Mr.Sure said:
Wouldn't this problem have 3 unknowns and 2 equations? Also, my teacher just sent the answer. I don't understand how he did it. The steps he used to solve the circuit contradict what's written in my textbook.
http://i.imgur.com/Pb8Zr1C.png
No, the mesh equations have two unknowns: the currents in the two lower loops. The current in the upper loop is entirely determined by the current in the lower right loop, since its "sense" resistor is located there. It's a straightforward substitution as you write the loop equations.
The "by the book" procedure for finding the Thevenin model is to: 1) remove the load and find the open circuit voltage presented at the open terminals, and 2) Either determine the equivalent resistance with the sources suppressed, or short-circuit the output and determine the short-circuit current, with the Thevenin resistance will be given by ##V_{th}/I_{short-circuit}##. All of the above can be foiled by dependent sources that get disrupted by interfering with the load.

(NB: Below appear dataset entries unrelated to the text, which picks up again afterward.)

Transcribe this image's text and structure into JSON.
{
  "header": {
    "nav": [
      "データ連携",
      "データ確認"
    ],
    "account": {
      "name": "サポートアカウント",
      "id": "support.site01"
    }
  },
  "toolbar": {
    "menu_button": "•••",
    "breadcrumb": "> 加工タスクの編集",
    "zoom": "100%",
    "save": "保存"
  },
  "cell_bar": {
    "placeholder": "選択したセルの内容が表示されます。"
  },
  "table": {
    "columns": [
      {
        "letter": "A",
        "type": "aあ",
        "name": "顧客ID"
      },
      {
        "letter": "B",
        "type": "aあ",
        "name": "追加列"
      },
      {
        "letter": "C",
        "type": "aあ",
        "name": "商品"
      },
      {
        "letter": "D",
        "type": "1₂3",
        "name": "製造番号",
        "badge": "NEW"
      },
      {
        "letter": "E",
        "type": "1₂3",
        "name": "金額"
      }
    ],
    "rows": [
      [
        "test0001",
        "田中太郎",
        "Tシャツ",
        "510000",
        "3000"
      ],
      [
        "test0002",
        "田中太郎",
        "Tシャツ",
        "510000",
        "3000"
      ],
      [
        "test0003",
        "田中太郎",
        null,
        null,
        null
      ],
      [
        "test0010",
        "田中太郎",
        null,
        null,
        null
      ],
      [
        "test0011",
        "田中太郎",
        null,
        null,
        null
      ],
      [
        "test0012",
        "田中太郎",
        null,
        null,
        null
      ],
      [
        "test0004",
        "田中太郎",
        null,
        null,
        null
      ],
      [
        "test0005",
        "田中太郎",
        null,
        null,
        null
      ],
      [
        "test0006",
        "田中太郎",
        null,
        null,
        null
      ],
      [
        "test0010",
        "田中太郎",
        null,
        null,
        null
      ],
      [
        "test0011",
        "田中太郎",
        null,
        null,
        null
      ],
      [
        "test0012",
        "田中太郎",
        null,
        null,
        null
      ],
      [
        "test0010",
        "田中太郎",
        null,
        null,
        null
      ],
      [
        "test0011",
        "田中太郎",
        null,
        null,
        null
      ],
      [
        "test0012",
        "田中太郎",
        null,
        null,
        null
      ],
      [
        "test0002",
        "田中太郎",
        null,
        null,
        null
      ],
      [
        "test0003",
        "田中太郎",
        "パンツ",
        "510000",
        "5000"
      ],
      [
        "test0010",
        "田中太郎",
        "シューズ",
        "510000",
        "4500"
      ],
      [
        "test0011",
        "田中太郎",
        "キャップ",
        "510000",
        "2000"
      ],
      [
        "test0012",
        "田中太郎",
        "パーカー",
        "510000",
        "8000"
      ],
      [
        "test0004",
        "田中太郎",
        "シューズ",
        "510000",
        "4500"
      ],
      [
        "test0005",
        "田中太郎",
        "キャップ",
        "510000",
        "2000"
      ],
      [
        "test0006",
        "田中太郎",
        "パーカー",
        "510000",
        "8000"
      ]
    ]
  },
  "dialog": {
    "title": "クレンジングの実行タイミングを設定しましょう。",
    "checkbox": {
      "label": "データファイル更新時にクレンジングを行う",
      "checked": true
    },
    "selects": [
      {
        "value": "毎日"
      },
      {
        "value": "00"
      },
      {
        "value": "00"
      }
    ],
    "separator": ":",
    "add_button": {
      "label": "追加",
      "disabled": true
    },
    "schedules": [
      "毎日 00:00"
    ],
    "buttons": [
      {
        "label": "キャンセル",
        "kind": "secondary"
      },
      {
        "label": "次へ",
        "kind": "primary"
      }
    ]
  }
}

In order to find Rth your teacher had to insert the external 1A source in place of the load in order to "stimulate" the circuit's dependent source, a procedure I alluded to before. By leaving the circuit intact and solving the mesh equations you can avoid that...
If you think about the form of a Thevenin equivalent model with a load attached, it forms a classic voltage divider: a voltage source with a series resistance and a load. The equation representing such a situation is
$$ V_{load} = V_{th}\frac{R_L}{R_L + R_{th}}$$
After you solve the mesh equation for the current through the load you multiply by the load resistor R to find the load voltage. The resulting expression can be arranged in the same form as the voltage divider equation above, and the Thevenin voltage and resistance read directly from the equation.
You could also use nodal analysis. Any method that will let you solve for the voltage across the load resistor R will do. I picked mesh analysis largely due to experience... the load current through R is identical to one of the mesh currents, so no fiddling about later to calculate the current from node potentials.